The small community of Bell Buckle will have to find a way to come up with a half a million dollars or more to pay for a state mandated sewer system upgrade after the town was denied a Community Development Block Grant (CDBG).
Mayor Linda Key was informed earlier this month by Philip Trauernicht, director of Tennessee's Department of Economic and Community Development, that Bell Buckle's project "did not rank high enough to be funded."
Key stated that the Bell Buckle town council will have to address the matter at their November meeting. She added that she has also spoken to representatives of the Municipal Technical Advisory Service.
The Tennessee Department of Environment and Conservation issued a Director's Order on March 29 concerning problems with the town's sewer system.
According to the state order, there were 61 instances of bypass overflow with the waste water system which allowed an estimated 1.6 million gallons of partially treated wastewater to enter Bell Buckle Creek.
In this year's CDBG grant application, the town proposed putting in an equalization basin at the sewer plant which would store all of the inflow and infiltration during wet weather, rather than bypassing it, and then run it through the treatment plant when the flows go back down.
According to environmental manager Jim Patterson of St. John Engineering, who does engineering work for Bell Buckle, the state order would have granted "additional points in their favor. They would have had a darn good chance of getting the grant."
Patterson said that it has been getting "tougher and tougher" for towns to get these grants and that he would have to see the state's list, which should be released next week, to find out how high Bell Buckle ranked.
With the denial of the grant, the small town will have to come up with $500,000 to $600,000 to fund the mandated improvements.
"They will have to make some tough decisions," Patterson said, referring to Bell Buckle's council. There are other grant options, but are not as good as a CDBG, with a much smaller percentage of funding being provided, leaving the town to come up with the matching funds, he said.
A long term loan would be another option.
Bell Buckle has already developed a Correction Action Plan (CAP) and a Management Operations and Maintenance program, (MOM) which would contain the goals of the project ordered by TDEC.
No monetary fine was mentioned in the TDEC order, but it does state that "compliance with the Order will be one factor considered in any decision whether to take enforcement action against the Respondent in the future. Failure to comply with this order will result in additional penalties."
Also as a result of the state order, Bell Buckle will not be able to make any further connections, line extensions or allow increased flows to the waste water collection system except for those connections which are already legally committed.
Bell Buckle had already received a $400,000 CDBG grant in 2003 for slip lining, a method used in the sewer collection system to try to reduce the amount of inflow and infiltration that comes into the sewer plant.
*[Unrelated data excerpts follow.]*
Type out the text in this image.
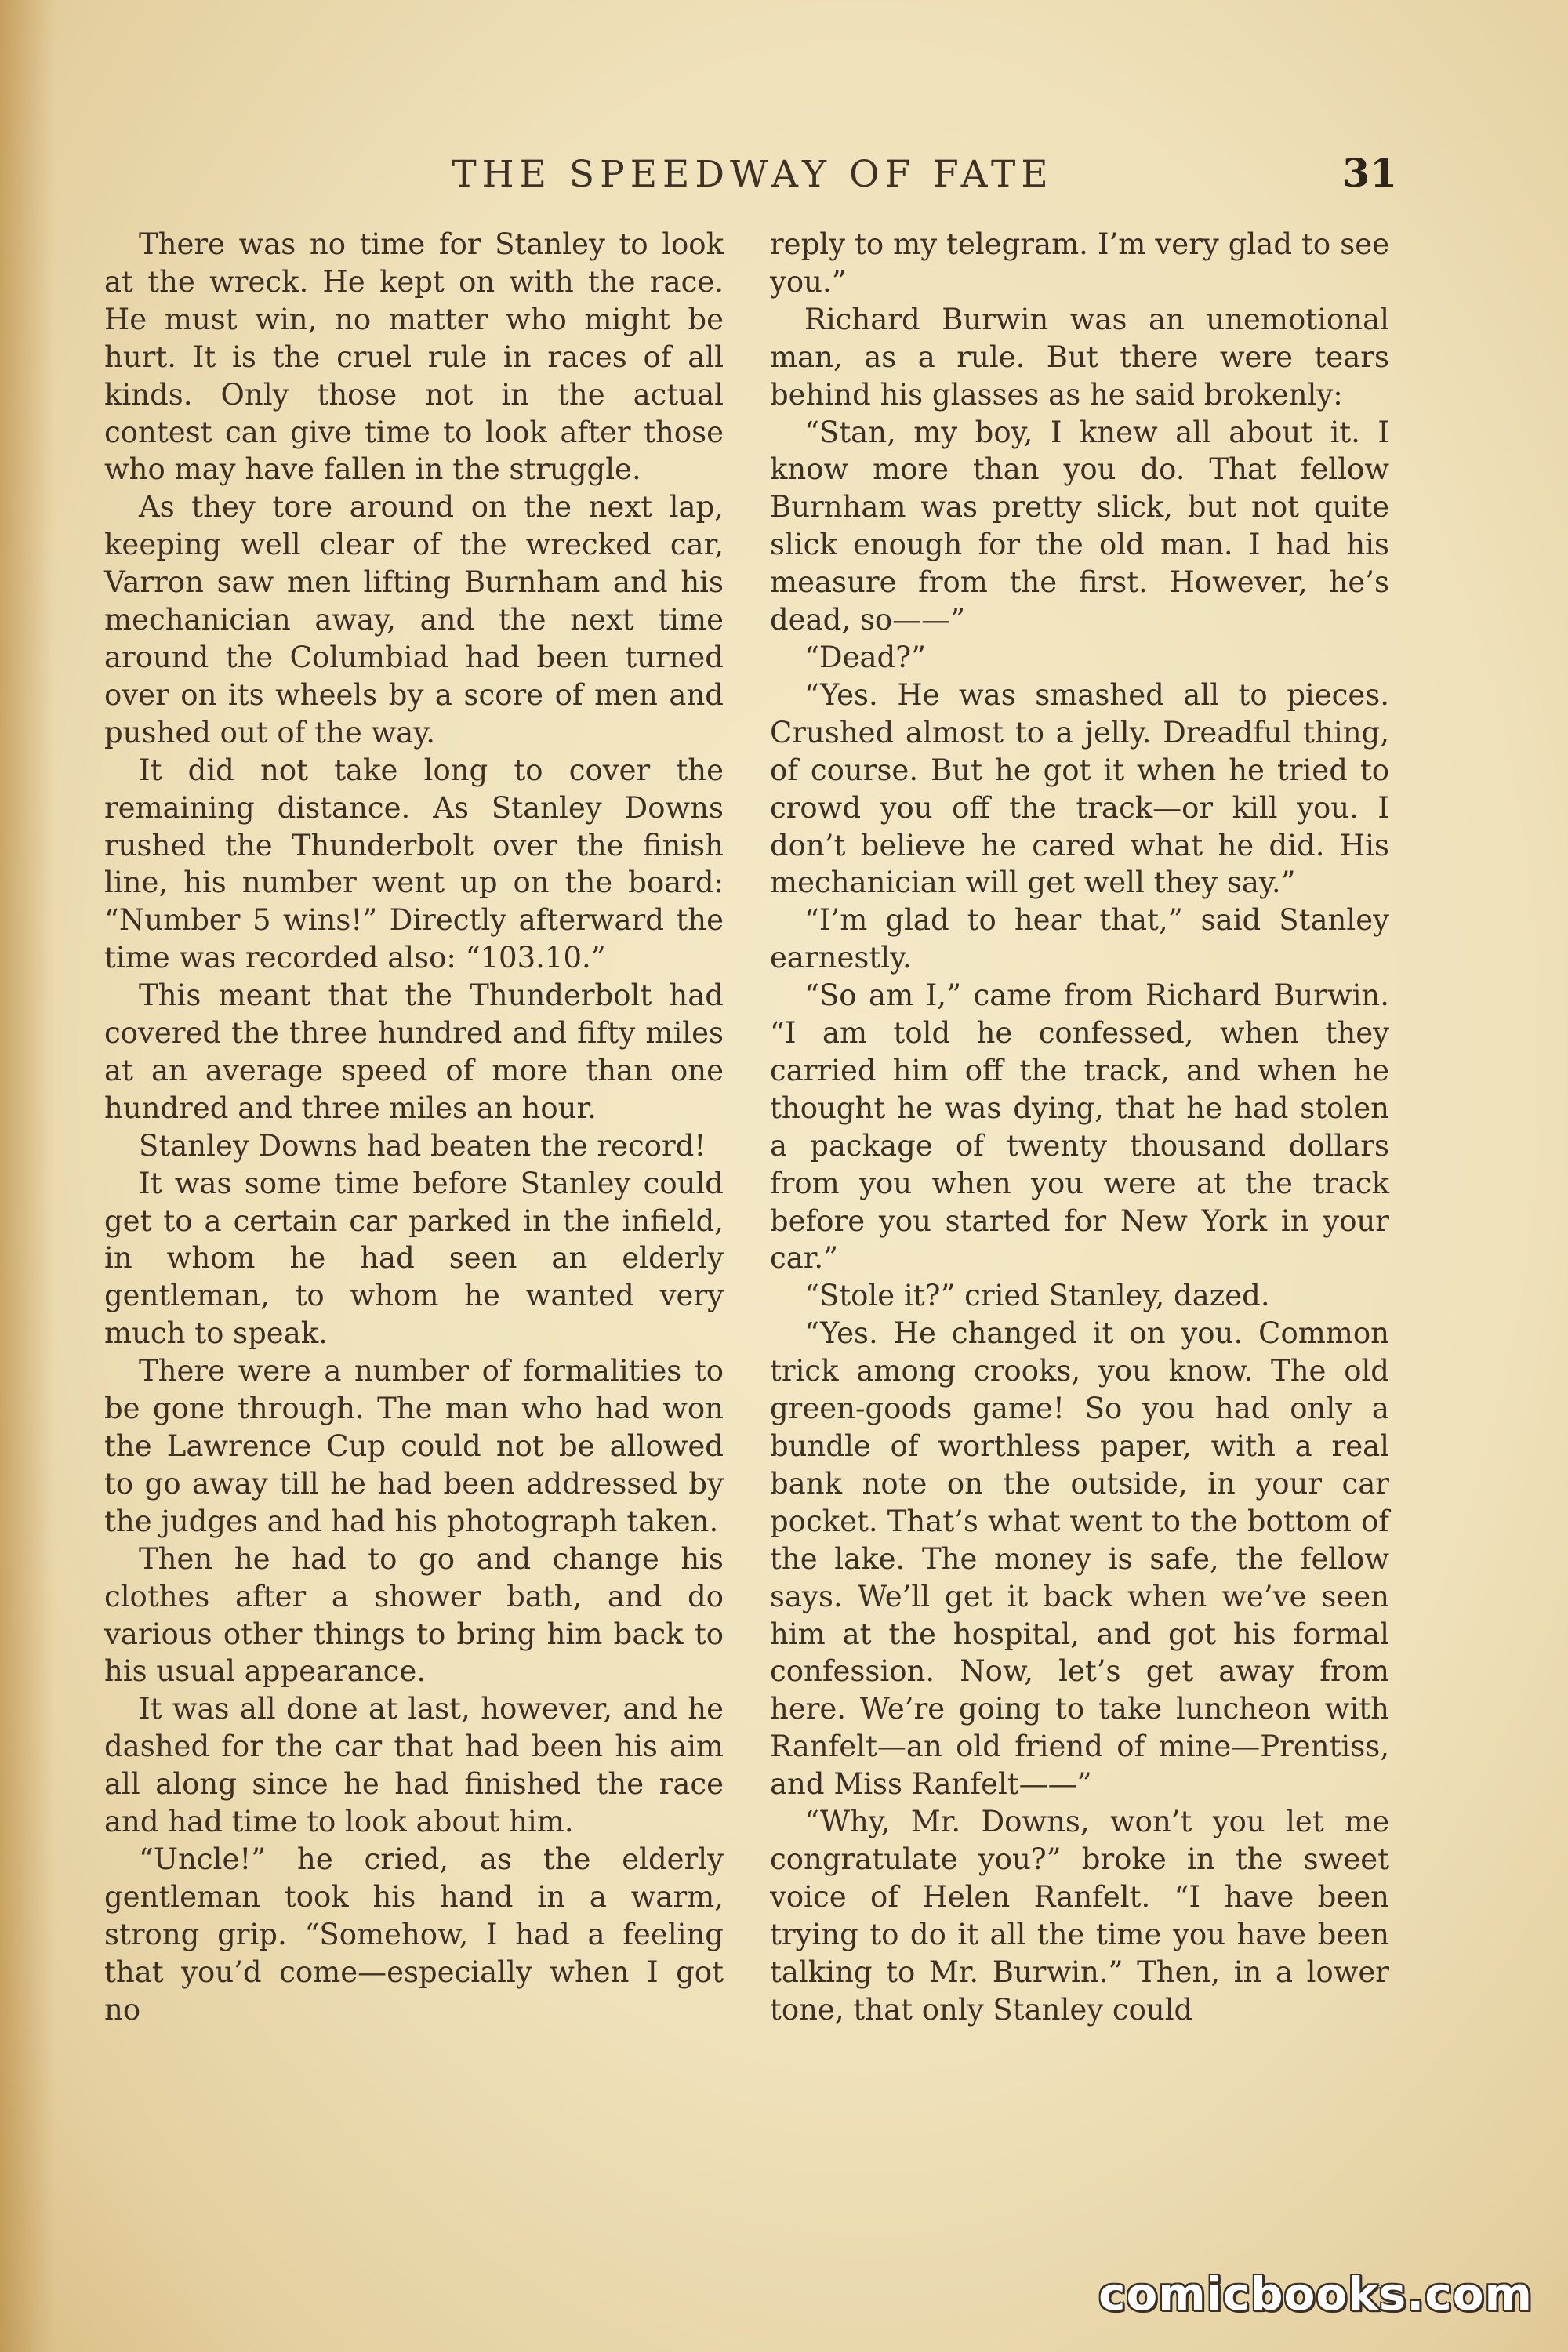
THE SPEEDWAY OF FATE	31

There was no time for Stanley to look at the wreck. He kept on with the race. He must win, no matter who might be hurt. It is the cruel rule in races of all kinds. Only those not in the actual contest can give time to look after those who may have fallen in the struggle.

As they tore around on the next lap, keeping well clear of the wrecked car, Varron saw men lifting Burnham and his mechanician away, and the next time around the Columbiad had been turned over on its wheels by a score of men and pushed out of the way.

It did not take long to cover the remaining distance. As Stanley Downs rushed the Thunderbolt over the finish line, his number went up on the board: “Number 5 wins!” Directly afterward the time was recorded also: “103.10.”

This meant that the Thunderbolt had covered the three hundred and fifty miles at an average speed of more than one hundred and three miles an hour.

Stanley Downs had beaten the record!

It was some time before Stanley could get to a certain car parked in the infield, in whom he had seen an elderly gentleman, to whom he wanted very much to speak.

There were a number of formalities to be gone through. The man who had won the Lawrence Cup could not be allowed to go away till he had been addressed by the judges and had his photograph taken.

Then he had to go and change his clothes after a shower bath, and do various other things to bring him back to his usual appearance.

It was all done at last, however, and he dashed for the car that had been his aim all along since he had finished the race and had time to look about him.

“Uncle!” he cried, as the elderly gentleman took his hand in a warm, strong grip. “Somehow, I had a feeling that you’d come—especially when I got no

reply to my telegram. I’m very glad to see you.”

Richard Burwin was an unemotional man, as a rule. But there were tears behind his glasses as he said brokenly:

“Stan, my boy, I knew all about it. I know more than you do. That fellow Burnham was pretty slick, but not quite slick enough for the old man. I had his measure from the first. However, he’s dead, so——”

“Dead?”

“Yes. He was smashed all to pieces. Crushed almost to a jelly. Dreadful thing, of course. But he got it when he tried to crowd you off the track—or kill you. I don’t believe he cared what he did. His mechanician will get well they say.”

“I’m glad to hear that,” said Stanley earnestly.

“So am I,” came from Richard Burwin. “I am told he confessed, when they carried him off the track, and when he thought he was dying, that he had stolen a package of twenty thousand dollars from you when you were at the track before you started for New York in your car.”

“Stole it?” cried Stanley, dazed.

“Yes. He changed it on you. Common trick among crooks, you know. The old green-goods game! So you had only a bundle of worthless paper, with a real bank note on the outside, in your car pocket. That’s what went to the bottom of the lake. The money is safe, the fellow says. We’ll get it back when we’ve seen him at the hospital, and got his formal confession. Now, let’s get away from here. We’re going to take luncheon with Ranfelt—an old friend of mine—Prentiss, and Miss Ranfelt——”

“Why, Mr. Downs, won’t you let me congratulate you?” broke in the sweet voice of Helen Ranfelt. “I have been trying to do it all the time you have been talking to Mr. Burwin.” Then, in a lower tone, that only Stanley could

comicbooks.com
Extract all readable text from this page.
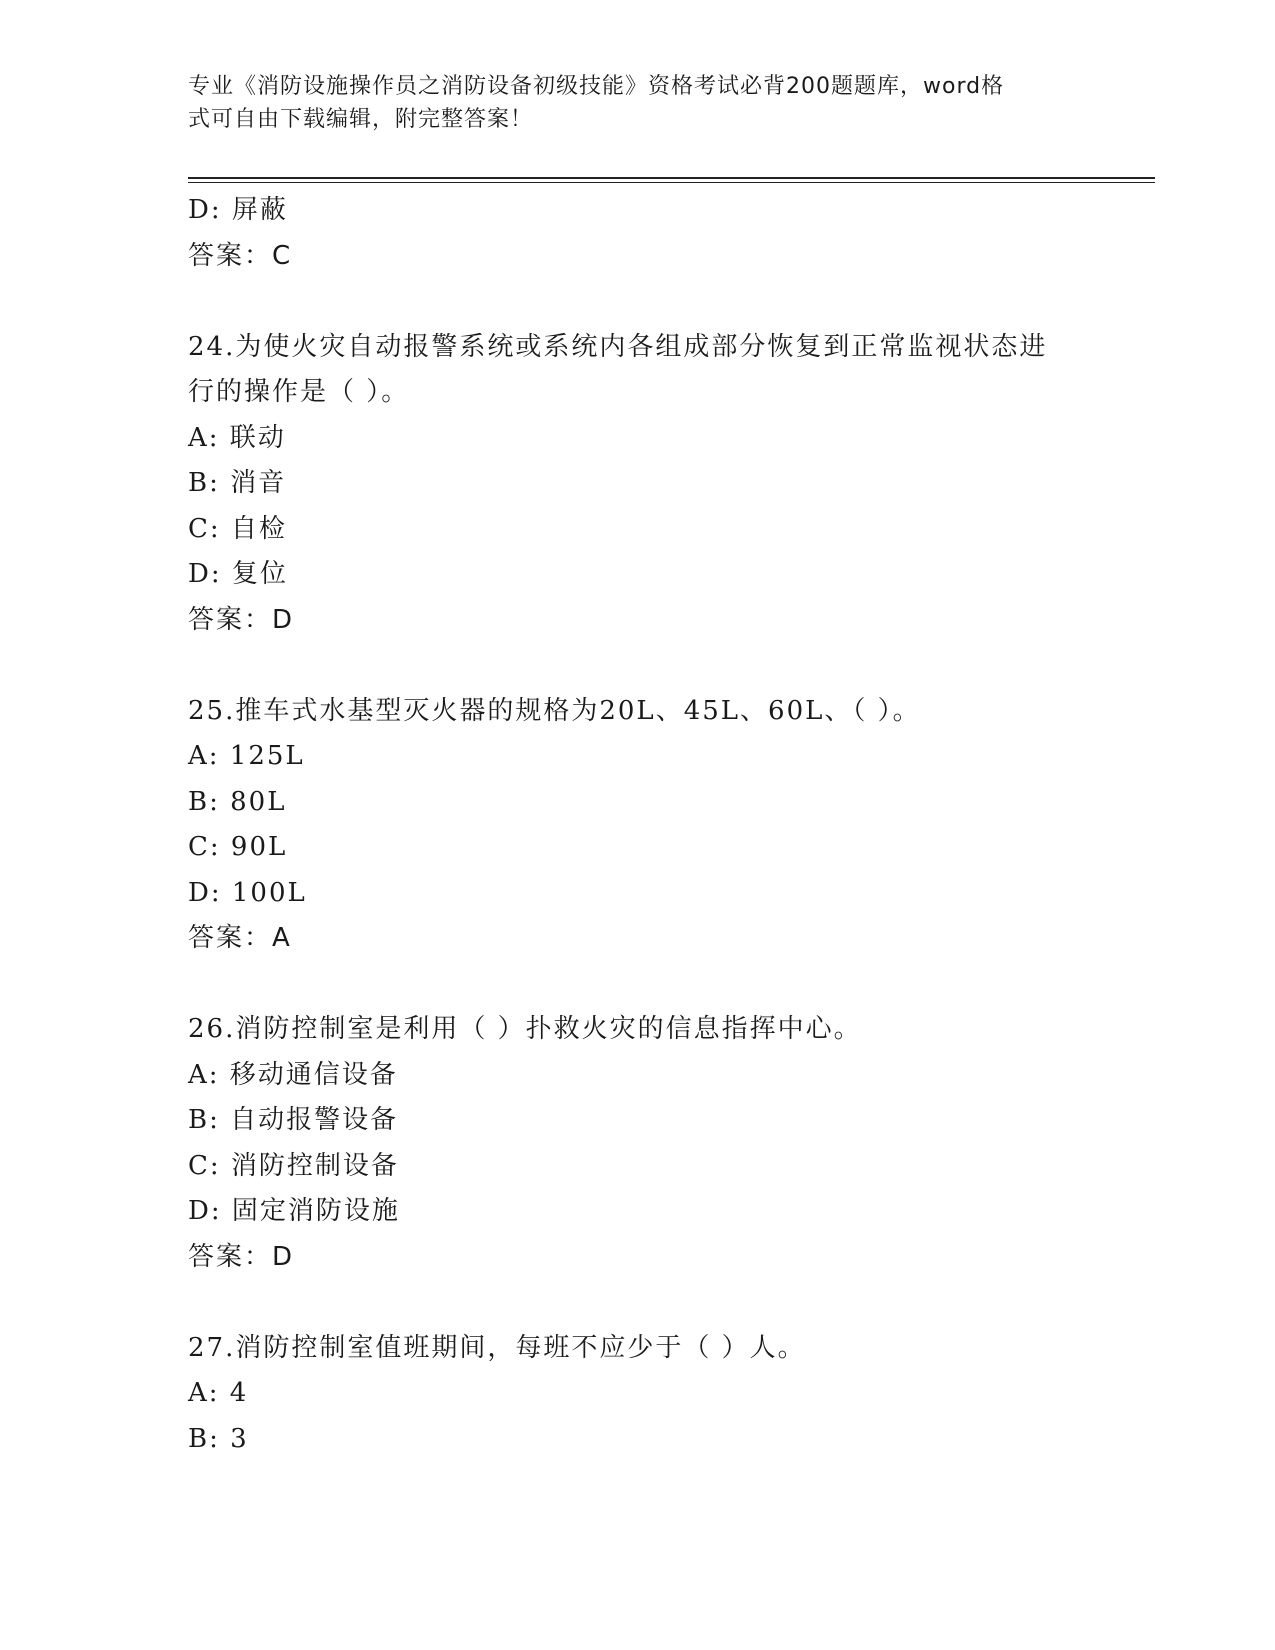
专业《消防设施操作员之消防设备初级技能》资格考试必背200题题库，word格
式可自由下载编辑，附完整答案！
D: 屏蔽
答案：C
24.为使火灾自动报警系统或系统内各组成部分恢复到正常监视状态进
行的操作是（ ）。
A: 联动
B: 消音
C: 自检
D: 复位
答案：D
25.推车式水基型灭火器的规格为20L、45L、60L、（ ）。
A: 125L
B: 80L
C: 90L
D: 100L
答案：A
26.消防控制室是利用（ ）扑救火灾的信息指挥中心。
A: 移动通信设备
B: 自动报警设备
C: 消防控制设备
D: 固定消防设施
答案：D
27.消防控制室值班期间，每班不应少于（ ）人。
A: 4
B: 3
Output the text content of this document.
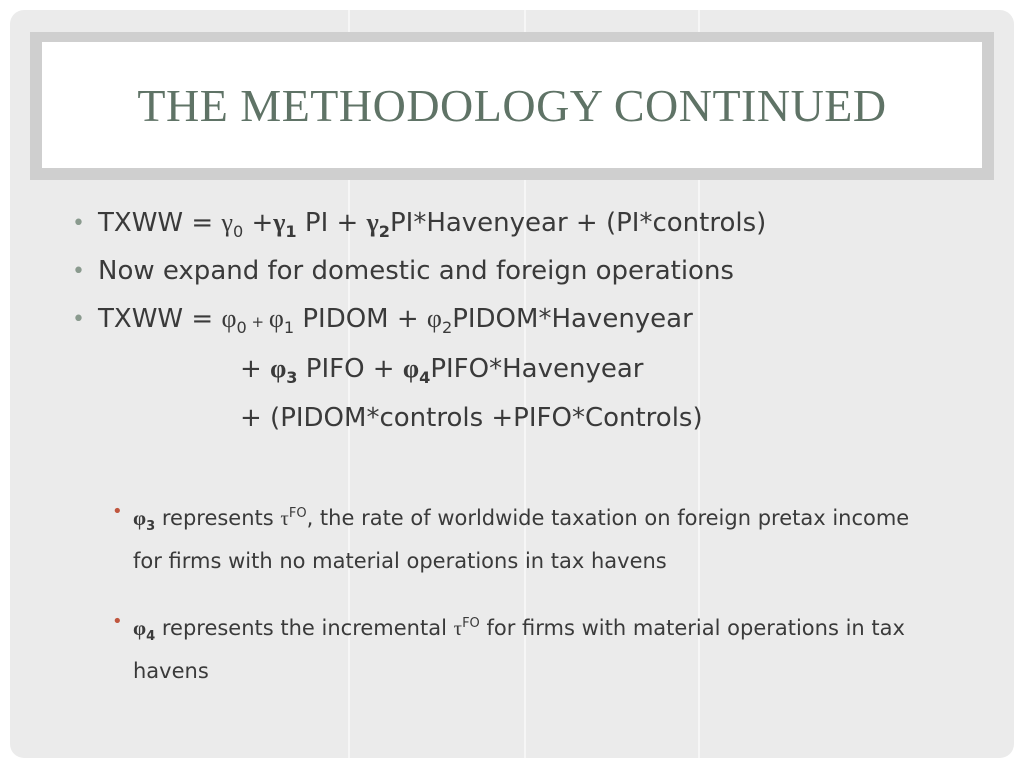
THE METHODOLOGY CONTINUED
• TXWW = $\gamma_0 +\gamma_1$ PI + $\gamma_2PI*Havenyear$ + (PI*controls)
• Now expand for domestic and foreign operations
• TXWW = $\varphi_0 + \varphi_1$ PIDOM + $\varphi_2PIDOM*Havenyear$
+ $\varphi_3$ PIFO + $\varphi_4PIFO*Havenyear$
+ (PIDOM*controls +PIFO*Controls)
• $\varphi_3$ represents $\tau^{FO}$, the rate of worldwide taxation on foreign pretax income for firms with no material operations in tax havens
• $\varphi_4$ represents the incremental $\tau^{FO}$ for firms with material operations in tax havens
In April, Aldermen Gail Winnett said it didn't matter if they got the CDBG grant or not, they still have to come up with the money to fix the problem. Patterson said at the time that the grant would satisfy only the part calling for the equalization basin.
"It doesn't even touch the surface with the MOM program," he said. "That's going to change that way you do business with the town of Bell Buckle compared to how you did business as a water and sewer system in the past."